Now to answer your question, it is common to apply CQRS to any complex system. It is just easier to operate with numerous distinct query models and only one complex command model. The domain model plays no role in querying. Think for yourself: what would the domain model do in a query?
Anemic model definitions seem like simple data type and layout definition. Just types the data in a way that language used understands (C#, Java, F#, Scala etc. etc.) and nothing else (lacks behavior). Like a data contract only.
Makes no sense in languages such as C# unless unavoidable (i.e using libraries and frameworks with none or basic mapping capabilities). Then it would still be possible to create and use rich domain model with custom in-house mapping (which can be problematic to maintain).
I was on board with the idea entire time until 11:07, where you suggested to expose "one update operation" for the entire Book model on the Service. This, on my opinion, belongs to the Repository, that only cares about persistence and not business rules.
The service should orchestrate calls to the book entity methods based on the use-case. By exposing a single update method on the Service, you remove all meaning from the operation - the consumer of the API rarely wants to update everything about the entity. Often, there are rules that prevent updating two pieces of data at once in the same transaction, because those operations may have different business implication (and trigger mutually exclusive actions).
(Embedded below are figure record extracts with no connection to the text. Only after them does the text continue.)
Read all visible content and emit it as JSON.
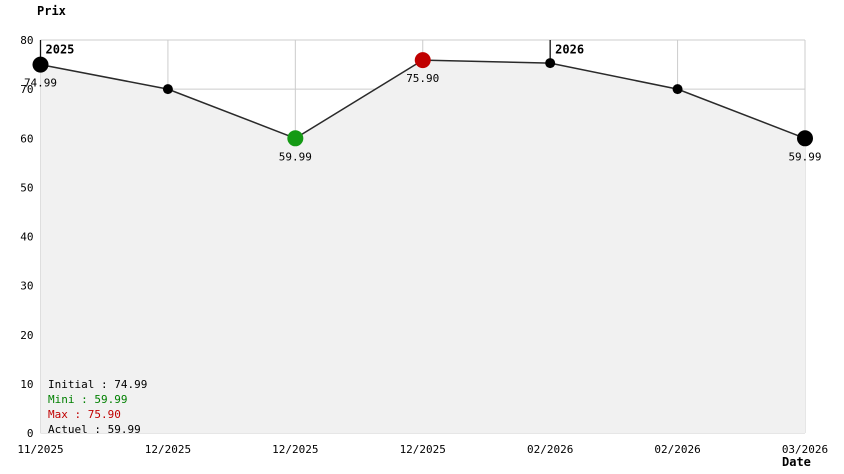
{
  "chart_data": {
    "type": "line",
    "ylabel": "Prix",
    "xlabel": "Date",
    "ylim": [
      0,
      80
    ],
    "y_ticks": [
      0,
      10,
      20,
      30,
      40,
      50,
      60,
      70,
      80
    ],
    "x_tick_labels": [
      "11/2025",
      "12/2025",
      "12/2025",
      "12/2025",
      "02/2026",
      "02/2026",
      "03/2026"
    ],
    "series": [
      {
        "name": "prix",
        "values": [
          74.99,
          70,
          59.99,
          75.9,
          75.3,
          70,
          59.99
        ]
      }
    ],
    "point_styles": [
      {
        "size": "large",
        "color": "#000000",
        "label": "74.99",
        "label_color": "#000000"
      },
      {
        "size": "small",
        "color": "#000000",
        "label": "",
        "label_color": ""
      },
      {
        "size": "large",
        "color": "#149a14",
        "label": "59.99",
        "label_color": "#008000"
      },
      {
        "size": "large",
        "color": "#c00000",
        "label": "75.90",
        "label_color": "#c00000"
      },
      {
        "size": "small",
        "color": "#000000",
        "label": "",
        "label_color": ""
      },
      {
        "size": "small",
        "color": "#000000",
        "label": "",
        "label_color": ""
      },
      {
        "size": "large",
        "color": "#000000",
        "label": "59.99",
        "label_color": "#000000"
      }
    ],
    "year_markers": [
      {
        "label": "2025",
        "index": 0
      },
      {
        "label": "2026",
        "index": 4
      }
    ],
    "grid": true,
    "legend_position": "bottom-left",
    "colors": {
      "line": "#2a2a2a",
      "grid": "#cccccc",
      "area_fill": "#f1f1f1",
      "marker_line": "#111111"
    }
  },
  "legend": {
    "items": [
      {
        "text": "Initial : 74.99",
        "color": "#000000"
      },
      {
        "text": "Mini : 59.99",
        "color": "#008000"
      },
      {
        "text": "Max : 75.90",
        "color": "#c00000"
      },
      {
        "text": "Actuel : 59.99",
        "color": "#000000"
      }
    ]
  }
}
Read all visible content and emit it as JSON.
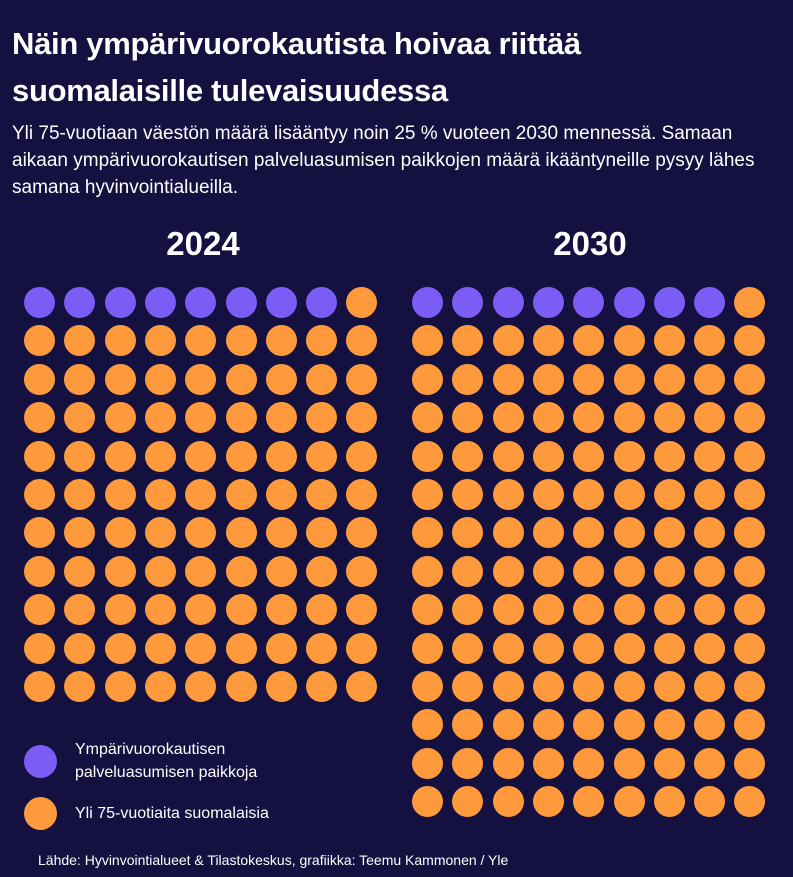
{
  "title": "Näin ympärivuorokautista hoivaa riittää suomalaisille tulevaisuudessa",
  "subtitle": "Yli 75-vuotiaan väestön määrä lisääntyy noin 25 % vuoteen 2030 mennessä. Samaan aikaan ympärivuorokautisen palveluasumisen paikkojen määrä ikääntyneille pysyy lähes samana hyvinvointialueilla.",
  "source": "Lähde: Hyvinvointialueet & Tilastokeskus, grafiikka: Teemu Kammonen / Yle",
  "colors": {
    "background": "#141040",
    "places": "#7b5cf5",
    "elderly": "#ff9a3c"
  },
  "chart_data": {
    "type": "waffle",
    "columns": 9,
    "series": [
      {
        "name": "Ympärivuorokautisen palveluasumisen paikkoja",
        "color": "#7b5cf5"
      },
      {
        "name": "Yli 75-vuotiaita suomalaisia",
        "color": "#ff9a3c"
      }
    ],
    "panels": [
      {
        "year": "2024",
        "places": 8,
        "elderly": 91
      },
      {
        "year": "2030",
        "places": 8,
        "elderly": 118
      }
    ]
  }
}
It is also possible that I'm being overly pedantic and what you're showing here as a Service, is what I call a Repository, and all is well in the end.
@@PapoochCZ If you use a service layer, then the operation naturally belongs there. For example, you will pass a detached entity to the service, which manages it further.
On the other hand, the service would use the repository, as it does in my example.
Please remember that in many applications, such as Web APIs, there won't be any service layer - the API itself is the service.
Consider the book being an Aggregate in the sense of DDD.
@@krccmsitp2884 Yes, that is one of the points, which I could not cover in this video. All concerns are off in the rich domain model. In that case, every instance of a Book must have already passed the domain rules check.
In this world the 'service' work is often in the domain model. By the time it gets to persisting, its already in a valid state with those invariants handled and you can't muck it up.
There will be a 1:M between those domain objects and this update method instead of 1:N between structs and service methods you're probably used to.
Does't the anemic donation model shares some similarities to functional programming? Mainly the lack of polymorphism?
@@yanivrubin7202 It is not true that functional models have no polymorphism. Discriminated unions are a critical part of functional modeling, and they are as polymorphic as classes with one level of inheritance in an object-oriented model.
Functional modeling is also heavily using object composition alongside function composition. A custom type will typically consist of other custom types, rather than primitive types only.
I think you will want to be careful about 'polymorphism' as there is state vs behavior. For example, implementing an interface is polymorphism but not the nasty/brittle OOP state inheritance kind.
Theres a bit of conflation between modeling and types. While FP does not couple the data and the processing like OOP, that doesn't mean its all primitives either. You can have a function that takes 'rich' types as arguments
@@zoran-horvat When you map entity types to model types, there is nothing stopping you from using more complex types and doing proper object composition when it makes sense
@@Mike-uk2oq That is what my previous videos are demonstrating on this same object model.
Can't do my homework when my head hurts
The best word for your videos: seductive. You are dangerous.
I think it’s the deep Eastern European accent… and the fact that you are never in a rush to speak.